Though millions of Americans sign forms in their doctors’ offices which claim their personal health information is protected under the Health Insurance Portability and Accountability Act (HIPAA), a new ObamaCare rule requires federal and local agencies and health insurers to trade the personal health data of any person interested in signing up for the new state exchanges.
The Washington Examiner reports that under the 253-page rule, issued by the Department of Health and Human Services (HHS) late Friday, protected health information (PHI) may be traded among agencies in order to confirm that applicants to the ObamaCare exchanges are receiving all the “essential benefits” in their health insurance coverage.
According to the rule:
The Exchange would submit specific identifying information to HHS and HHS would verify applicant information with information from the Federal and State agencies or programs that provide eligibility and enrollment information regarding minimum essential coverage. Such agencies or programs may include but are not limited to Veterans Health Administration, TRICARE, and Medicare. HHS will work with the appropriate Federal and State agencies to complete the appropriate computer matching agreements, data use agreements, and information exchange CMS-9957-P 73 agreements which will comply with all appropriate Federal privacy and security laws and regulations. The information obtained from Federal and State agencies will be used and redisclosed by HHS as part of the eligibility determination and information verification process set forth in subpart D of part 155…
Finally, we propose to add paragraph (b)(2) to provide that consistent with 45 CFR 164.512(k)(6)(i) and 45 CFR 155.270, a health plan that is a government program providing public benefits, is expressly authorized to disclose PHI, as that term is defined at 45 CFR 160.103, that relates to eligibility for or enrollment in the health plan to HHS for verification of applicant eligibility for minimum essential coverage as part of the eligibility determination process for advance payments of the premium tax credit or cost-sharing reductions. We intend for this provision to enable any health plan that is a government program within the scope of 45 CFR 164.512(k)(6)(i) to disclose the protected health information necessary for HHS to be able to verify of minimum essential coverage as required to conduct eligibility determinations for insurance affordability programs.
The rule states that HHS already has the power to exchange PHI without consent for a “government program providing public benefits,” and it implies that “government knows best” when personal information should be used to make sure individuals obtain the best insurance coverage for them.

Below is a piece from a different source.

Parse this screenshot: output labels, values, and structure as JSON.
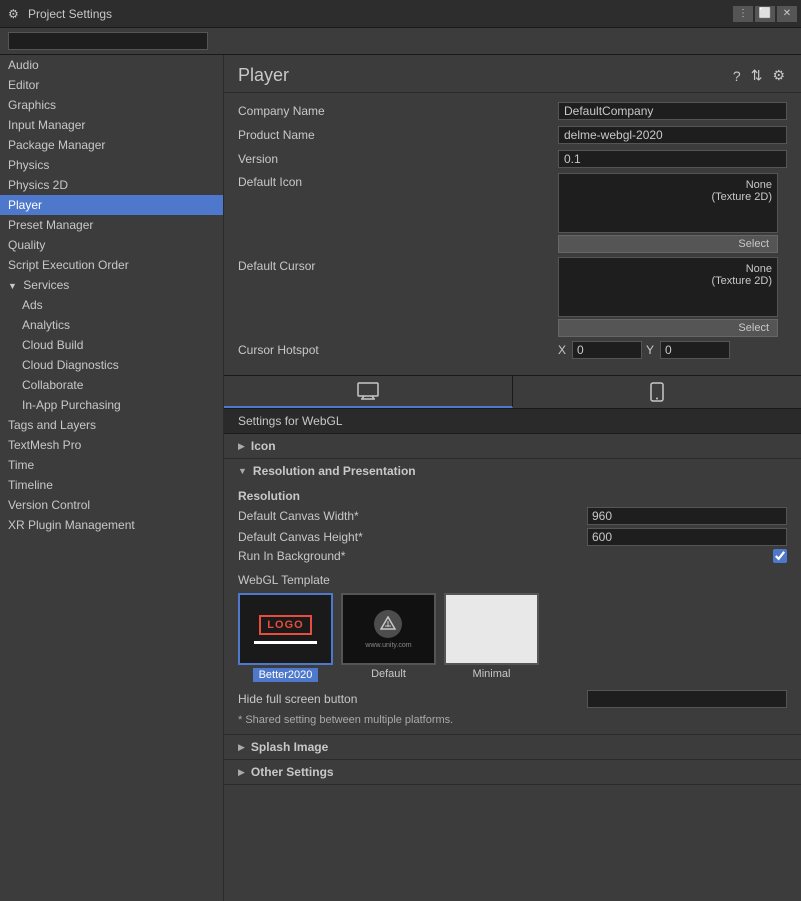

According to the Examiner, one top congressional aide said, “This sounds as if HHS will have access to protected health info to me.”
Similarly, Americans for Tax Reform expressed concern that the IRS, which assumes significant responsibility in ObamaCare enforcement, and HHS will be sharing individuals’ PHI, which includes medical history, test and laboratory results, and other data.
The new rule is curious because in January, HHS released a statement about another new rule that reflected “enhanced standards” that claimed to “improve privacy protections and security safeguards for consumer health data.”
The omnibus rule was touted as one that would strengthen the government’s ability to enforce HIPAA.
“Much has changed in health care since HIPAA was enacted over fifteen years ago,” said HHS Secretary Kathleen Sebelius. “The new rule will help protect patient privacy and safeguard patients’ health information in an ever expanding digital age.”
According to the rule issued in January:
The changes in the final rulemaking provide the public with increased protection and control of personal health information. The HIPAA Privacy and Security Rules have focused on health care providers, health plans and other entities that process health insurance claims. The changes announced today expand many of the requirements to business associates of these entities that receive protected health information, such as contractors and subcontractors. Some of the largest breaches reported to HHS have involved business associates. Penalties are increased for noncompliance based on the level of negligence with a maximum penalty of $1.5 million per violation. The changes also strengthen the Health Information Technology for Economic and Clinical Health (HITECH) Breach Notification requirements by clarifying when breaches of unsecured health information must be reported to HHS.
Individual rights are expanded in important ways. Patients can ask for a copy of their electronic medical record in an electronic form. When individuals pay by cash they can instruct their provider not to share information about their treatment with their health plan. The final omnibus rule sets new limits on how information is used and disclosed for marketing and fundraising purposes and prohibits the sale of an individuals’ health information without their permission.
Nevertheless, it appears from the rule issued on Friday that the government may access individuals’ PHI and freely exchange it among agencies, since the ObamaCare exchanges are all government programs.